The subpoenas Dueker said would reveal if the feds are eyeing anyone else.

“He can release it, he has the power, he’s refusing because it’s very damning.”

In fact, shortly after the indictments of St. Louis Board President Lewis Reed and Aldermen Jeffrey Boyd and John Collins-Muhammad the city provided the federal subpoenas through a simple Sunshine Law request.

The county has declined to do the same, saying the records are closed.

Tony Weaver had power in the jail because Page gave it to him and he enabled it and encouraged him. they were aware and let him stay there.

When asked Wednesday, Page said he was not aware of any unusual behavior with Weaver until the indictment—when Weaver was canned.

“I acted within an hour of getting the information, I think that’s pretty prompt,” Page said.

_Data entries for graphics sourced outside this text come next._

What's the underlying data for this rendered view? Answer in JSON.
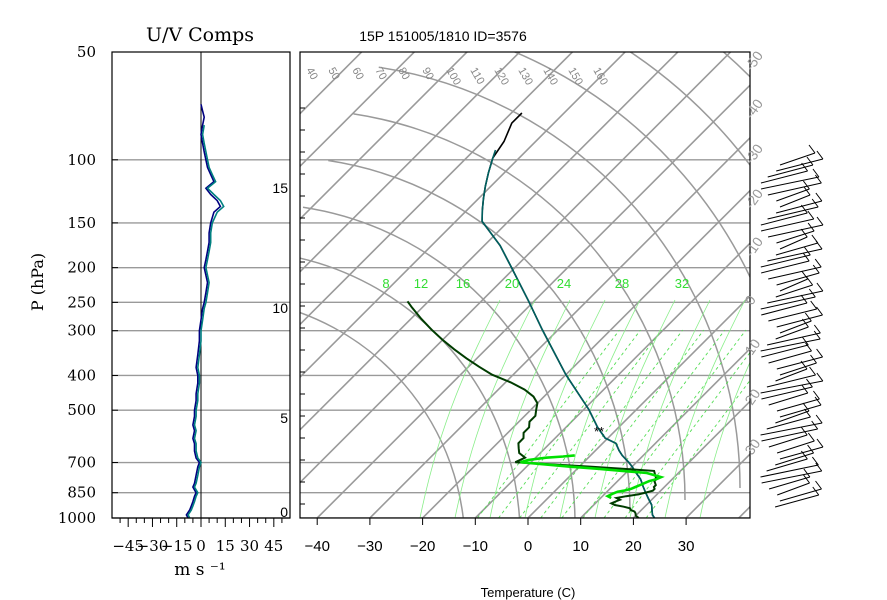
{
  "chart_data": [
    {
      "type": "line",
      "title": "U/V Comps",
      "xlabel": "m s ⁻¹",
      "ylabel": "P (hPa)",
      "y_log": true,
      "ylim": [
        1000,
        50
      ],
      "xlim": [
        -55,
        55
      ],
      "xticks": [
        "-45",
        "-30",
        "-15",
        "0",
        "15",
        "30",
        "45"
      ],
      "yticks": [
        "50",
        "100",
        "150",
        "200",
        "250",
        "300",
        "400",
        "500",
        "700",
        "850",
        "1000"
      ],
      "yticks_values": [
        50,
        100,
        150,
        200,
        250,
        300,
        400,
        500,
        700,
        850,
        1000
      ],
      "series": [
        {
          "name": "",
          "color": "#000080",
          "p": [
            1000,
            980,
            950,
            925,
            900,
            870,
            850,
            820,
            800,
            760,
            720,
            700,
            680,
            650,
            620,
            600,
            570,
            550,
            520,
            500,
            470,
            450,
            420,
            400,
            380,
            350,
            320,
            300,
            280,
            260,
            250,
            235,
            220,
            210,
            200,
            190,
            180,
            170,
            160,
            150,
            140,
            135,
            130,
            125,
            120,
            115,
            110,
            105,
            100,
            95,
            90,
            85,
            80,
            76,
            73,
            70
          ],
          "values": [
            -8,
            -9,
            -7,
            -6,
            -5,
            -4,
            -3,
            -5,
            -4,
            -3,
            -2,
            -1,
            -3,
            -4,
            -4,
            -5,
            -4,
            -5,
            -4,
            -4,
            -3,
            -3,
            -2,
            -2,
            -3,
            -2,
            -1,
            -1,
            0,
            1,
            2,
            3,
            4,
            3,
            2,
            3,
            4,
            5,
            5,
            6,
            8,
            12,
            10,
            6,
            3,
            8,
            6,
            4,
            3,
            2,
            1,
            0,
            1,
            2,
            1,
            0
          ]
        },
        {
          "name": "",
          "color": "#008080",
          "p": [
            1000,
            980,
            950,
            925,
            900,
            870,
            850,
            820,
            800,
            760,
            720,
            700,
            680,
            650,
            620,
            600,
            570,
            550,
            520,
            500,
            470,
            450,
            420,
            400,
            380,
            350,
            320,
            300,
            280,
            260,
            250,
            235,
            220,
            210,
            200,
            190,
            180,
            170,
            160,
            150,
            140,
            135,
            130,
            125,
            120,
            115,
            110,
            105,
            100,
            95,
            90,
            85,
            80
          ],
          "values": [
            -7,
            -8,
            -6,
            -5,
            -4,
            -3,
            -2,
            -4,
            -3,
            -2,
            -1,
            0,
            -2,
            -3,
            -3,
            -4,
            -3,
            -4,
            -3,
            -3,
            -2,
            -2,
            -1,
            -1,
            -2,
            -1,
            0,
            0,
            1,
            2,
            3,
            4,
            5,
            4,
            3,
            4,
            5,
            6,
            6,
            7,
            10,
            14,
            12,
            8,
            4,
            9,
            7,
            5,
            4,
            3,
            2,
            1,
            2
          ]
        }
      ]
    },
    {
      "type": "line",
      "title": "15P 151005/1810 ID=3576",
      "xlabel": "Temperature (C)",
      "xlim": [
        -45,
        40
      ],
      "ylim": [
        1000,
        100
      ],
      "y_log": true,
      "xticks": [
        "-40",
        "-30",
        "-20",
        "-10",
        "0",
        "10",
        "20",
        "30"
      ],
      "height_ticks": [
        "0",
        "5",
        "10",
        "15"
      ],
      "mixing_ratio_labels": [
        "8",
        "12",
        "16",
        "20",
        "24",
        "28",
        "32"
      ],
      "dry_adiabat_labels": [
        "40",
        "50",
        "60",
        "70",
        "80",
        "90",
        "100",
        "110",
        "120",
        "130",
        "140",
        "150",
        "160"
      ],
      "moist_adiabat_labels": [
        "-50",
        "-40",
        "-30",
        "-20",
        "-10",
        "0",
        "10",
        "20",
        "30"
      ],
      "series": [
        {
          "name": "",
          "color": "#000000",
          "p": [
            1000,
            980,
            950,
            920,
            900,
            880,
            870,
            850,
            820,
            780,
            750,
            720,
            700,
            670,
            650,
            620,
            600,
            560,
            500,
            400,
            300,
            250,
            200,
            175,
            150,
            140,
            130,
            120,
            110,
            100,
            90,
            80,
            75
          ],
          "values": [
            24,
            23,
            22,
            21,
            20,
            19,
            18.5,
            17.5,
            16,
            14,
            12,
            10,
            8.5,
            6,
            4.5,
            2.5,
            -0.5,
            -4,
            -9,
            -20,
            -33,
            -41,
            -51,
            -57,
            -65,
            -67,
            -69,
            -71,
            -73,
            -75,
            -76,
            -78,
            -78
          ]
        },
        {
          "name": "",
          "color": "#006060",
          "p": [
            1000,
            980,
            950,
            920,
            900,
            880,
            850,
            820,
            780,
            750,
            720,
            700,
            670,
            650,
            620,
            600,
            560,
            500,
            400,
            300,
            250,
            200,
            175,
            150,
            140,
            130,
            120,
            110,
            100,
            95
          ],
          "values": [
            24,
            23,
            22,
            21,
            20,
            19,
            17.5,
            16,
            14,
            12,
            10,
            8.5,
            6,
            4.5,
            2.5,
            -0.5,
            -4,
            -9,
            -20,
            -33,
            -41,
            -51,
            -57,
            -65,
            -67,
            -69,
            -71,
            -73,
            -75,
            -76
          ]
        },
        {
          "name": "",
          "color": "#003c00",
          "p": [
            1000,
            985,
            970,
            960,
            950,
            940,
            930,
            920,
            910,
            900,
            890,
            880,
            870,
            860,
            850,
            840,
            830,
            820,
            810,
            800,
            790,
            780,
            770,
            760,
            740,
            720,
            700,
            680,
            660,
            640,
            620,
            600,
            580,
            560,
            540,
            520,
            500,
            480,
            460,
            440,
            420,
            400,
            380,
            360,
            340,
            320,
            300,
            280,
            260,
            250
          ],
          "values": [
            21,
            20,
            19.5,
            19,
            18,
            17.5,
            16,
            14,
            13,
            13.5,
            14,
            13,
            14.5,
            16.5,
            17.5,
            18.5,
            18.5,
            18,
            18,
            17.5,
            17,
            17,
            16.5,
            16,
            15,
            2,
            -13,
            -12,
            -14,
            -15,
            -16,
            -16,
            -17,
            -17,
            -18,
            -18,
            -19,
            -20,
            -22,
            -25,
            -29,
            -34,
            -38,
            -42,
            -46,
            -50,
            -54,
            -58,
            -62,
            -64
          ]
        },
        {
          "name": "",
          "color": "#00e000",
          "p": [
            880,
            870,
            855,
            845,
            840,
            830,
            820,
            810,
            800,
            790,
            780,
            770,
            750,
            740,
            730,
            720,
            700,
            690,
            680,
            675,
            670
          ],
          "values": [
            12,
            11,
            11.5,
            12,
            13,
            14,
            14.5,
            15,
            15.5,
            16,
            17,
            17.5,
            14,
            9,
            4,
            -2,
            -12,
            -11,
            -8,
            -5,
            -3
          ]
        }
      ],
      "markers": [
        "**"
      ]
    }
  ]
}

He said Dueker and others’ claims are political even, in a letter to the feds, lobbing his own accusations about Dueker’s dealings.

“This is a season where we are going to hear a lot of accusations, hourly or daily until election day,” Page said.

Instead, he said, he wanted to focus on other business.

“Whenever there is something we can do better, we will do it better, but while I have you here, I think we need to get the word out about the heat wave, because people will die if we don’t get the word out,” said Page.

Attorneys for News 4 have written a letter questioning why we have received subpoenas in some circumstances, but not in others.

Of course, we’re keeping a close eye on the courthouse for any developments.